US CREDIT card lender American Express reported fourth-quarter profits of $1.1bn (£687.8m), up 48 per cent from $716m a year ago.
An increase in the use of cards worldwide helped to drive card member spending up by 15 per cent to a record $1.2bn, from $1bn, reflecting higher merchant-related revenues.
Fewer overdue payments also helped the company to trim loss reserves, with consolidated provisions for losses totalling $239m, down from $748m in the year-ago period, reflecting continued improvement in credit quality.
Consolidated total revenues hit $7.3bn at the fourth quarter, up 13 per cent from $6.5bn a year ago.
Amex last week said it would cut around 550 jobs as part of a restructuring process at the company designed to reflect a decline in service volumes, after consumers took to the internet to conduct more routine transactions.

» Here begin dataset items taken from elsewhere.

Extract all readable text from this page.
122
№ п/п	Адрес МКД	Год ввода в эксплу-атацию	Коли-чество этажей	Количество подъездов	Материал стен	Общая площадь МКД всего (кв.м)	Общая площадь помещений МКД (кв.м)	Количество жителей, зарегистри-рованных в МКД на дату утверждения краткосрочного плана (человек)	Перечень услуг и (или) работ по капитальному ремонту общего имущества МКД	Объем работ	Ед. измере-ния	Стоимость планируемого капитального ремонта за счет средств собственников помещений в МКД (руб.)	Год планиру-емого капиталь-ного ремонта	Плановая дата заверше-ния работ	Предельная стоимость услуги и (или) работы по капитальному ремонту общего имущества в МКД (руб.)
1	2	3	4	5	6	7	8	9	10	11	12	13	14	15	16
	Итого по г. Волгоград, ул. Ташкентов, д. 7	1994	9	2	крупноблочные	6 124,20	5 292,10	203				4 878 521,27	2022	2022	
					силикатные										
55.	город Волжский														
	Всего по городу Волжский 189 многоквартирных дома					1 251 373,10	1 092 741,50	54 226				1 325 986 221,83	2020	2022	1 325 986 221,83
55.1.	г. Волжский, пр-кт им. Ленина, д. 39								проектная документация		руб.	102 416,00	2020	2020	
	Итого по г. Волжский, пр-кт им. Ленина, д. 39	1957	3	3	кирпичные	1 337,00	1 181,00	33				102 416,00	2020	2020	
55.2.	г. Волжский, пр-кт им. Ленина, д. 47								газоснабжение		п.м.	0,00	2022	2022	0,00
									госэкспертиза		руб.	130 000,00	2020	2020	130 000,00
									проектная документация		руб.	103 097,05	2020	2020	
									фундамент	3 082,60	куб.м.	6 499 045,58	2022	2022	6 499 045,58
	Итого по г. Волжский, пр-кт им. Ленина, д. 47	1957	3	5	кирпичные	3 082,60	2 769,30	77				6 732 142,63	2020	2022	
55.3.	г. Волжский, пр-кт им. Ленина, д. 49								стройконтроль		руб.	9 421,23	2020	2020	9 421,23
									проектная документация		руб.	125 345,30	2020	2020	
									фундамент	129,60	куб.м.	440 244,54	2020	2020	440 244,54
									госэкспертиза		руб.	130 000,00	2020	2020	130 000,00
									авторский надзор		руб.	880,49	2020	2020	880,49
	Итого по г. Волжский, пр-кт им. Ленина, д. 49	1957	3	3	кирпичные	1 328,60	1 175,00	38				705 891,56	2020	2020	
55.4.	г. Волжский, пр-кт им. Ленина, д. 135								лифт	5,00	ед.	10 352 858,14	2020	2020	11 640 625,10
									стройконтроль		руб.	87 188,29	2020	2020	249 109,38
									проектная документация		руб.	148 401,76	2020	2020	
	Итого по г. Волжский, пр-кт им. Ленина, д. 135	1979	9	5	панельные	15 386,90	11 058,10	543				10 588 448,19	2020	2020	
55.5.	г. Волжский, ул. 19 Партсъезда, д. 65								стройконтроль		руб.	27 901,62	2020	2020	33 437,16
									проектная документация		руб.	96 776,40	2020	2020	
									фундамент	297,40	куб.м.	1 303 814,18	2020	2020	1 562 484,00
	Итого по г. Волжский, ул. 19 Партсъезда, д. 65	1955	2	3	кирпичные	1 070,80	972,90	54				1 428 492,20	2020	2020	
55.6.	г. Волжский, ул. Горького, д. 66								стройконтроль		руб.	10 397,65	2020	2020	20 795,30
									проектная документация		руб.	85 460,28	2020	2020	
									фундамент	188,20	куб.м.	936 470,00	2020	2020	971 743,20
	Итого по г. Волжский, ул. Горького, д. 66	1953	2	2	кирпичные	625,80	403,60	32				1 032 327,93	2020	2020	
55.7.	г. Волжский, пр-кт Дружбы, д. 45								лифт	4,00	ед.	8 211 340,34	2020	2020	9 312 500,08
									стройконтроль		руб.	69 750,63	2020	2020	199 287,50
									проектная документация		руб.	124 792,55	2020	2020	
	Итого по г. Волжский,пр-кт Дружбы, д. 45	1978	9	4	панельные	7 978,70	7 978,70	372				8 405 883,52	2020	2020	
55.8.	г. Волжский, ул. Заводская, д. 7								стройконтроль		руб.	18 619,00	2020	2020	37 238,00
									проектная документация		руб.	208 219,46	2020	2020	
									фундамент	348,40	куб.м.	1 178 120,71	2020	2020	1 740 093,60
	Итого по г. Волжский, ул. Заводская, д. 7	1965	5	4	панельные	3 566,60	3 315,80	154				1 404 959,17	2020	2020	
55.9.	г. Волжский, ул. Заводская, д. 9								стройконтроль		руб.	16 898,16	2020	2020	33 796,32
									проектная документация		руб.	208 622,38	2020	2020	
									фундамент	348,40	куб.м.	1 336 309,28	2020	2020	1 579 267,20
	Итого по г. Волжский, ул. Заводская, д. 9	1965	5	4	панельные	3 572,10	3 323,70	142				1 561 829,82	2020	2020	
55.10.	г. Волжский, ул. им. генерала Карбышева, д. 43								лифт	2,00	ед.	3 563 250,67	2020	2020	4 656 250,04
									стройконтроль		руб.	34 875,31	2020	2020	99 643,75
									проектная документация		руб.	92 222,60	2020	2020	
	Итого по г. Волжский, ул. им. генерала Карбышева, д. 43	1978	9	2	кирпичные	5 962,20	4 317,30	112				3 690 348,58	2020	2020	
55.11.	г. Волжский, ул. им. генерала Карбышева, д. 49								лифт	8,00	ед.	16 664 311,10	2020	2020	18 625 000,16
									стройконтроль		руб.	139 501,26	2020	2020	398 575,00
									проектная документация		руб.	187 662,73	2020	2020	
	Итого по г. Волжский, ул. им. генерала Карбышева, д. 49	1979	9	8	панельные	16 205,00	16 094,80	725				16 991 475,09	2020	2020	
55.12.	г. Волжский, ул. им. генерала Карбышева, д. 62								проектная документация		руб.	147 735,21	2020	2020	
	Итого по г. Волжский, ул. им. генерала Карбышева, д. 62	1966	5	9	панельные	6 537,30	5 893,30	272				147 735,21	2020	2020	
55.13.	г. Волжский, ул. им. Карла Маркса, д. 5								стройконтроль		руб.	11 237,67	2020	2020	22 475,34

Chairman and chief executive officer Kenneth I. Chenault said: “Unemployment levels and housing remain a concern, but other aspects of the economy continue to show signs of improvement.
“While we continue to retain the flexibility to scale back our investments as business conditions change, the progress we made during 2010 has put us in a strong competitive position for the next phase of the economic recovery.”
American Express, which lends directly to consumers but also competes with Visa and MasterCard to process credit card transactions, has recovered from the financial crisis more fully than many other consumer lenders.